As if there weren’t already enough problems, if CIT goes into bankruptcy protection, it could spell more doom and gloom for thousands of small and medium sized businesses and their suppliers this holiday shopping season.

CIT provides factoring for hundreds of thousands of retailers. Even with my fancy economics degree, I don’t remember covering factoring, so we’ll take the definition from Wikipedia:

“Factoring is a financial transaction whereby a business sells its accounts receivable (i.e., invoices) to a third party (called a factor) at a discount in exchange for immediate money with which to finance continued business. Factoring differs from a bank loan in three main ways. First, the emphasis is on the value of the receivables (essentially a financial asset)[1], not the firm’s credit worthiness. Secondly, factoring is not a loan – it is the purchase of a financial asset (the receivable). Finally, a bank loan involves two parties whereas factoring involves three.”

Or as the NYTimes puts it:

“When small and midsize suppliers ship goods to retailers, they are not paid right away. Yet they need cash to continue producing merchandise. Factors provide the suppliers money until the retailers pay, which can take 30 to 90 days. Factors also guarantee suppliers that they will get paid, even if a retailer to whom they shipped goes bankrupt.”

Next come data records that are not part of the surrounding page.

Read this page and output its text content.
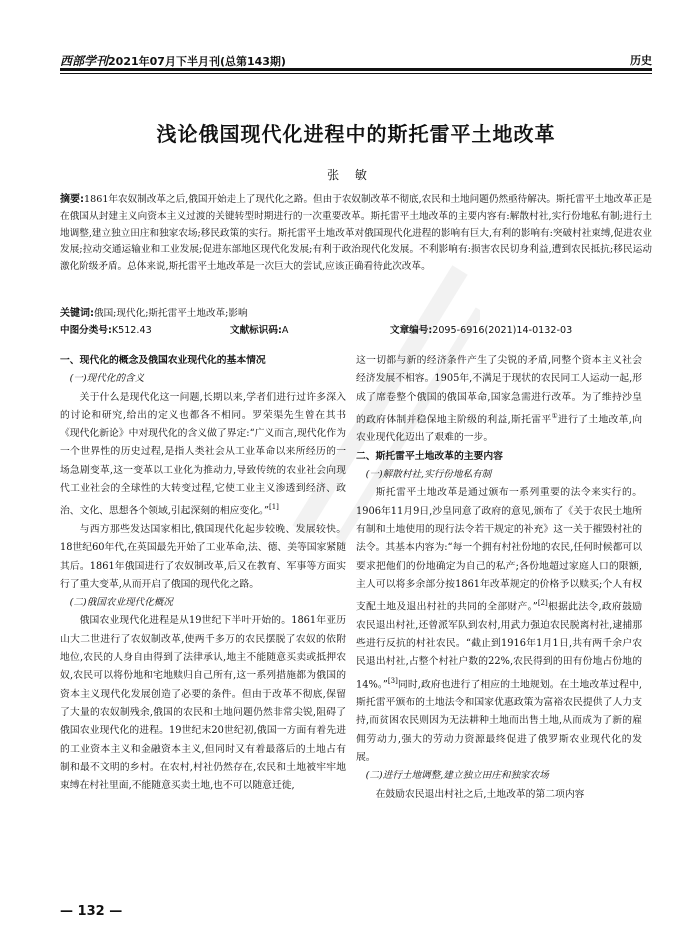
西部学刊2021年07月下半月刊(总第143期)	历史
浅论俄国现代化进程中的斯托雷平土地改革
张 敏
摘要:1861年农奴制改革之后,俄国开始走上了现代化之路。但由于农奴制改革不彻底,农民和土地问题仍然亟待解决。斯托雷平土地改革正是在俄国从封建主义向资本主义过渡的关键转型时期进行的一次重要改革。斯托雷平土地改革的主要内容有:解散村社,实行份地私有制;进行土地调整,建立独立田庄和独家农场;移民政策的实行。斯托雷平土地改革对俄国现代化进程的影响有巨大,有利的影响有:突破村社束缚,促进农业发展;拉动交通运输业和工业发展;促进东部地区现代化发展;有利于政治现代化发展。不利影响有:损害农民切身利益,遭到农民抵抗;移民运动激化阶级矛盾。总体来说,斯托雷平土地改革是一次巨大的尝试,应该正确看待此次改革。
关键词:俄国;现代化;斯托雷平土地改革;影响
中图分类号:K512.43	文献标识码:A	文章编号:2095-6916(2021)14-0132-03
一、现代化的概念及俄国农业现代化的基本情况
(一)现代化的含义

关于什么是现代化这一问题,长期以来,学者们进行过许多深入的讨论和研究,给出的定义也都各不相同。罗荣渠先生曾在其书《现代化新论》中对现代化的含义做了界定:“广义而言,现代化作为一个世界性的历史过程,是指人类社会从工业革命以来所经历的一场急剧变革,这一变革以工业化为推动力,导致传统的农业社会向现代工业社会的全球性的大转变过程,它使工业主义渗透到经济、政治、文化、思想各个领域,引起深刻的相应变化。”[1]

与西方那些发达国家相比,俄国现代化起步较晚、发展较快。18世纪60年代,在英国最先开始了工业革命,法、德、美等国家紧随其后。1861年俄国进行了农奴制改革,后又在教育、军事等方面实行了重大变革,从而开启了俄国的现代化之路。

(二)俄国农业现代化概况

俄国农业现代化进程是从19世纪下半叶开始的。1861年亚历山大二世进行了农奴制改革,使两千多万的农民摆脱了农奴的依附地位,农民的人身自由得到了法律承认,地主不能随意买卖或抵押农奴,农民可以将份地和宅地赎归自己所有,这一系列措施都为俄国的资本主义现代化发展创造了必要的条件。但由于改革不彻底,保留了大量的农奴制残余,俄国的农民和土地问题仍然非常尖锐,阻碍了俄国农业现代化的进程。19世纪末20世纪初,俄国一方面有着先进的工业资本主义和金融资本主义,但同时又有着最落后的土地占有制和最不文明的乡村。在农村,村社仍然存在,农民和土地被牢牢地束缚在村社里面,不能随意买卖土地,也不可以随意迁徙,

这一切都与新的经济条件产生了尖锐的矛盾,同整个资本主义社会经济发展不相容。1905年,不满足于现状的农民同工人运动一起,形成了席卷整个俄国的俄国革命,国家急需进行改革。为了维持沙皇的政府体制并稳保地主阶级的利益,斯托雷平①进行了土地改革,向农业现代化迈出了艰难的一步。

二、斯托雷平土地改革的主要内容
(一)解散村社,实行份地私有制

斯托雷平土地改革是通过颁布一系列重要的法令来实行的。1906年11月9日,沙皇同意了政府的意见,颁布了《关于农民土地所有制和土地使用的现行法令若干规定的补充》这一关于摧毁村社的法令。其基本内容为:“每一个拥有村社份地的农民,任何时候都可以要求把他们的份地确定为自己的私产;各份地超过家庭人口的限额,主人可以将多余部分按1861年改革规定的价格予以赎买;个人有权支配土地及退出村社的共同的全部财产。”[2]根据此法令,政府鼓励农民退出村社,还曾派军队到农村,用武力强迫农民脱离村社,逮捕那些进行反抗的村社农民。“截止到1916年1月1日,共有两千余户农民退出村社,占整个村社户数的22%,农民得到的田有份地占份地的14%。”[3]同时,政府也进行了相应的土地规划。在土地改革过程中,斯托雷平颁布的土地法令和国家优惠政策为富裕农民提供了人力支持,而贫困农民则因为无法耕种土地而出售土地,从而成为了新的雇佣劳动力,强大的劳动力资源最终促进了俄罗斯农业现代化的发展。

(二)进行土地调整,建立独立田庄和独家农场

在鼓励农民退出村社之后,土地改革的第二项内容

— 132 —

Make sure to check out the following articles for more info:
NYTimes – CIT Says It Won’t Get More U.S. Aid
FT – Troubled CIT calls for $2bn infusion
And I think Bloomberg summed it up best with: “If CIT were to fail, a chain reaction would be set off that could very well leave retailers with a shortage of merchandise during the crucial holiday season this fall,” Tracy Mullin, president of the National Retail Federation, said in a July 15 statement. “That cannot be allowed to happen at a time when retailers are already struggling to survive the national recession.”